Ноев ковчег писателей. Эвакуация 19411945. Чистополь. Елабуга. Ташкент. Алма-Ата - Громова Наталья Александровна 2 стр.


Тамару Иванову, жену Всеволода Иванова, звали “женщина-танк”. Эта рослая громкоголосая красавица, презирающая хлюпиков, рохлей, людей, не умеющих отстаивать свои требования, была неимоверно деловой и неимоверно пробивной.

Если она на чем-нибудь настаивала, отказать ей было просто невозможно. Она сокрушала учреждения и людей, как самый настоящий танк[4].

Несмотря на то, что матерям разрешалось сопровождать детей только до трех лет, она в последнюю минуту впрыгнула в отходящий поезд и уехала вместе с ними. Многие дети из-за запрета оказывались под присмотром других матерей, а у тех были собственные дети. Старшие девочки и мальчики как умели опекали младших. Зинаида Пастернак, жена Бориса Пастернака, выехала с маленьким Леней и Стасиком в составе первых двухсот человек, оставив старшего больного Адика в туберкулезном санатории.

Из Москвы и Ленинграда эвакуированных направляли в основном в восточные районы страны. Большинство писателей было эвакуировано в Казань, где собирались организовать выездной Союз писателей, но так как эвакуировались семьи, то колония постепенно перебралась в Чистополь, где был интернат для детей писателей, а тем, кому не хватало места, – преимущественно в Елабугу, Набережные Челны и далее вниз по Каме.

Дети все прибывали, а персонала не было.

11 июля уходило на фронт московское ополчение, ушла и “писательская рота”. На фронт забрали тех, кого не мобилизовали в первые дни – белобилетников, освобожденных от воинской повинности по возрасту или состоянию здоровья. Шел Даниил Данин, который не мог обойтись без очков, маленький Рувим Фраерман, уже пожилой редактор “Огонька” Ефим Зозуля и многие другие – в очках с толстыми стеклами, туберкулезные, немолодые. Целое подразделение составляли писатели.

Уходили – в прямом значении этого слова: в пешем строю, по Волоколамскому шоссе, на запад, – писал Борис Рунин. – <…> Нас было примерно девяносто человек – прозаиков, поэтов, драматургов, критиков, вступивших в ополчение через оборонную комиссию Союза писателей.
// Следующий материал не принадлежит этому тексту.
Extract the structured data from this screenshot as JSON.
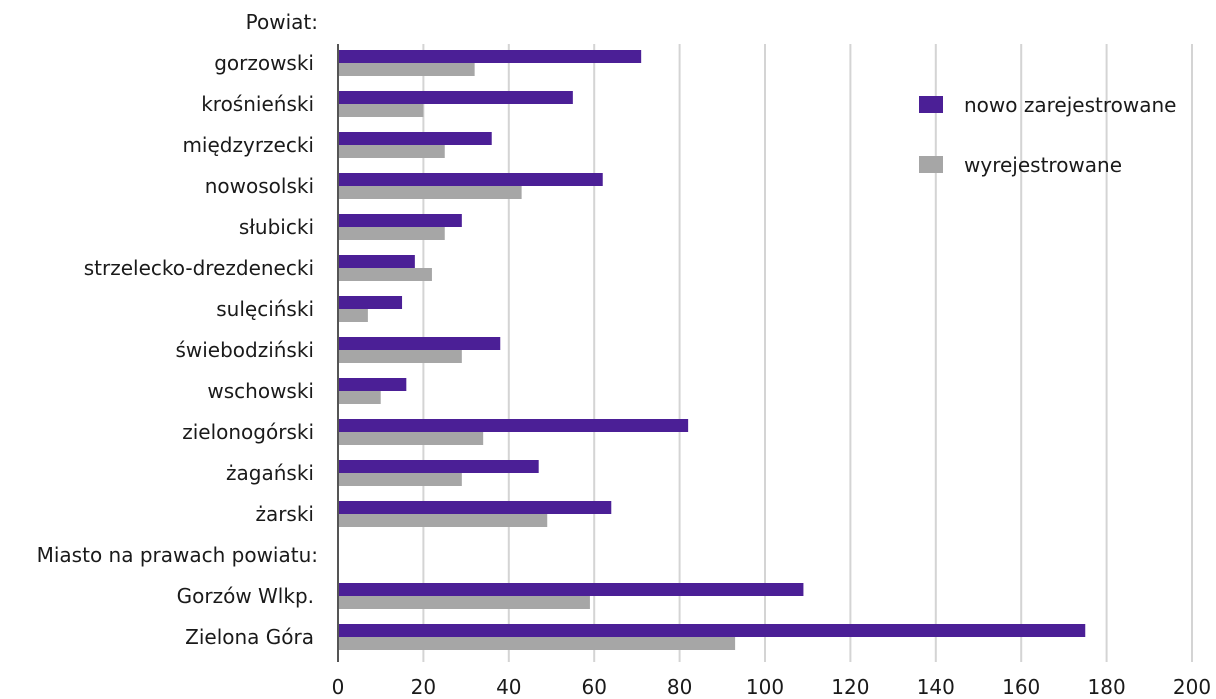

В одном строю шагали и уже маститые, такие как Юрий Либединский, Степан Злобин, Бела Иллеш, Рувим Фраерман, Павел Бляхин, и мало кому известные в ту пору писатели, как Александр Бек или Эммануил Казакевич[5].

Мария Белкина, угнетенная зрелищем шествия немолодых, нездоровых ополченцев-писателей (она говорила, что там были полуслепые, больные, пожилые), влетела в Союз писателей и сказала секретарю парткома Хвалебновой, которая участвовала в формировании писательской роты, что те вряд ли выживут и что они могли бы как-нибудь по-другому выполнить долг перед родиной. Но та жестко ответила, что на фронт они пошли добровольно, и пригрозила, чтобы она следила за тем, что говорит. Мария Иосифовна была на последнем месяце беременности, и, возможно, поэтому ее не отправили куда следует.

По предположению Бориса Бунина, одного из участников писательской роты, мобилизация таких ополченцев была еще и чисткой писательских рядов, избавлением от старой интеллигенции. Что и произошло. В живых осталась только половина из ушедших тогда писателей.

Бомбежки

Никто не ожидал, что уже через месяц немцы начнут бомбить Москву. Первые бомбежки начались в ночь с 21 на 22 июля и продолжались до осени 1942 года почти каждый день. Дом писателей в Лаврушинском переулке был своего рода “младшим братом” Дома на набережной – оба стояли на берегу Москвы-реки, переглядываясь с Кремлем. Правда, писательский дом был задвинут в переулок Замоскворечья ближе к Третьяковской галерее. Большинство писателей были соседями по дому – здесь жили в разное время: К. Паустовский, М. Пришвин, Вс. Иванов, Б. Пастернак, В. Шкловский, И. Ильф, Е. Петров, Д. Благой, М. Голодный, А. Барто, И. Уткин, С. Кирсанов, Н. Погодин, Ю. Олеша, И. Сельвинский, В. Луговской и другие. Отсюда они выехали – кто в эвакуацию, кто на фронт.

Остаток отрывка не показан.